Operative dentistry is the art and diagnosis, treatment, and prognosis of defects of teeth which do not require full coverage restorations for correction; such treatment should result in the restoration of proper tooth form, function, and esthetics while maintaining the physiologic integrity of the teeth in harmonious relationship with the adjacent hard and soft tissues; all of which enhance the general health and welfare of the patient.
Functions and Purposes of Operative Dentistry
Functions and purposes of operative dentistry are actually derived from definition itself:
- Diagnosis: Proper diagnosis of lesions is vital for treatment planning of restoration of tooth.

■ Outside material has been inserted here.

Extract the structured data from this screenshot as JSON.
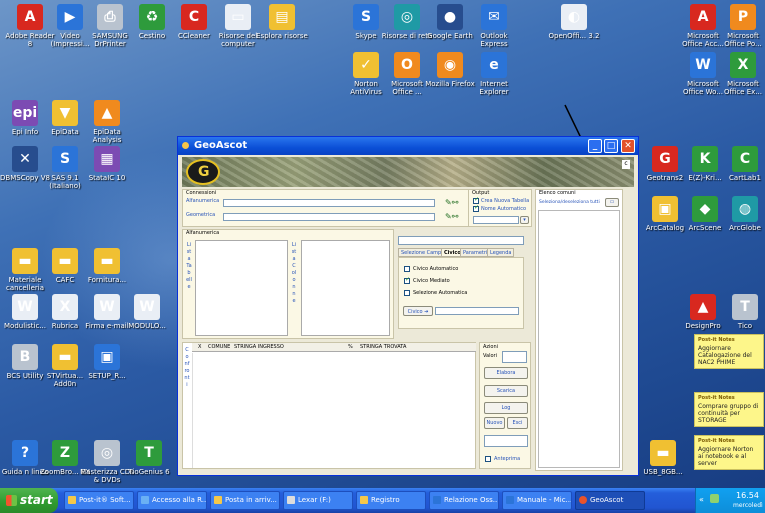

- Prevention: Ultimate goal should be disease prevention.
- Interception: Preventing further loss of tooth structure by way of restoration.
- Preservation: Conservative approach while tooth preparation is necessary to preserve as much of tooth structure as possible.
- Restoration: Ultimate goal of operative dentistry is restoration of health, this includes restoring form, function, phonetics, esthetics and occlusal stability and also surrounding tissues and entire stomatognathic systems.
- Historically operative dentistry was considered to be the entirety of the clinical practice of dentistry, today many of the aspects of operative dentistry has become specialty areas.
- In early days dentistry was practiced by so-called ‘barber dentists’.
- It was during late 18th century that GV Black who had both medical and dental degrees who modernized dentistry and he is rightly called as Father of Modern Dentistry.
- First dental college established was Baltimore College of Dental Surgery in 1840.
Factors Affecting Operative Treatment
Indications for operative procedures are numerous.
They can be categorized into three primary treatment needs:
- Malformed, discolored, fractured teeth.
- Restoration replacement or repair.
- An understanding of and appreciation for infection control to safeguard both health service personnel and patients.
- A thorough examination of not only the affected tooth but also the oral and systemic health of the patient.
- A diagnosis of the dental problem that recognizes the interaction of the affected area with other body tissues.
- An understanding of the material to be used to restore the affected area to a state of health and function, including a realization of both the material's limitations and techniques involved in using it.
- An understanding of the oral environment into which the restoration will be placed.
- The biologic knowledge necessary to make the previously mentioned determinations.
- An understanding of the biologic basis and function of the various tooth components and supporting tissues.
- An appreciation for and knowledge of correct dental anatomy.
- The effect of the operative procedure on other dental treatments.
- Although tooth preparations for operative procedures originally adhered to the concept of “extension for prevention”, increased knowledge of prevention methods, advanced clinical techniques, and improved restorative materials have now provided a more conservative approach to the restoration of teeth.
- This newer approach is a result of the reduction in caries incidence because of increased knowledge about caries, increased preventive emphasis, use of multiple fluoride applications, and proper sealant application.
The primary results of conservative treatment are retention of more intact tooth structure and less trauma to the pulp tissue and contiguous soft tissue.
Development in Field of Operative Dentistry
- Development of high speed handpiece played a dramatic role in more conservative and efficient removal of tooth structure for restorative procedures.
- Mechanical bonding to tooth structure by etching and dentin bonding has led to conservative bonding techniques.
- Increased knowledge about carious process and beneficial effect of fluoride has laid emphasis on prevention of caries.
- Increased research on dental biomaterials has led to vastly improved dental materials.
All these process have led to a more conservative and effective restoration of tooth structure.